Diagnosing Fever Blisters
Before diagnosing fever blisters, healthcare providers will consider other conditions that share similar symptoms, such as chickenpox or syphilis. He or she will also ask about current symptoms you are experiencing, any recent illnesses or injuries, and any drugs you are taking. A fever blister diagnosis is usually made at this time, but blood tests or viral cultures may be needed to confirm the diagnosis.
When diagnosing a fever blister (also known as a cold sore or known medically as herpes labialis), a healthcare provider will begin by asking a number of questions. This will include questions about:
- Current symptoms you are experiencing
- Other medical conditions that you may have
- Any recent illnesses or injuries
- Any medicines you are taking.
The healthcare provider will also perform a physical exam to look for signs and symptoms (see Symptoms of Fever Blisters).
A fever blister diagnosis can often be made based on the answers to the questions, as well as by looking at the sores. However, in some cases, fever blisters may be more difficult to diagnose. In these cases, other tests may be recommended.

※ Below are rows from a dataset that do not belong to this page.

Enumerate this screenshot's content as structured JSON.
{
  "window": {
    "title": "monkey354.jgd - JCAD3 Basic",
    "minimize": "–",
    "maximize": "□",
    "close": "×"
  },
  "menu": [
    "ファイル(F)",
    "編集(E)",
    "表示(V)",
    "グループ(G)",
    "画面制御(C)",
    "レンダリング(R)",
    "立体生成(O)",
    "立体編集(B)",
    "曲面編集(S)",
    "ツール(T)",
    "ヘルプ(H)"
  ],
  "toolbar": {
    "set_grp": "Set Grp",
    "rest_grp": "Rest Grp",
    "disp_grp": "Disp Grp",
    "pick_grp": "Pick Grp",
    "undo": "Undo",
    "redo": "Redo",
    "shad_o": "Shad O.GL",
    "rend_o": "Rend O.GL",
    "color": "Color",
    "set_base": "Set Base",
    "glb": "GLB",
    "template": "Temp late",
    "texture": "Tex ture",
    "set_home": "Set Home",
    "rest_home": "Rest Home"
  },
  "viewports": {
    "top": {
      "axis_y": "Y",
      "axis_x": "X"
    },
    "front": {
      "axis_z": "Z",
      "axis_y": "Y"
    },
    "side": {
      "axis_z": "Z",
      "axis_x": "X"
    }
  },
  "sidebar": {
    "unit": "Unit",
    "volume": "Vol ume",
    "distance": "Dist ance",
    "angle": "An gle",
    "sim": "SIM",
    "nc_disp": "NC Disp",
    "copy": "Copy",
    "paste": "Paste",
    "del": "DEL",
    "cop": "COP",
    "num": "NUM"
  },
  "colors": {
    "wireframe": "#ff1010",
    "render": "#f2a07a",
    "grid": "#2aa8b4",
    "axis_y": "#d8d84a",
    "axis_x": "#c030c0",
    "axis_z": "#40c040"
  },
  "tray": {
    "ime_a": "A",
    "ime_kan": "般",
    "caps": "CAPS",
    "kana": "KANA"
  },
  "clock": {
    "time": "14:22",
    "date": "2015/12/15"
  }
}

To help confirm a diagnosis of fever blisters, a viral culture of the sore or a blood test can be used to detect the herpes virus. With a viral culture, a healthcare provider uses a swab to obtain and study material from a suspected herpes sore. This test will confirm the presence and type of herpes simplex virus (HSV). It may take 2 to 10 days for the results to return from the lab.
You may still have a herpes infection, however, even if your culture is negative (which means it does not show HSV). For example, if the lesion has started to heal, the swab may not pick up enough virus, and the culture result will be a "false negative." In these cases, a blood test may be recommended.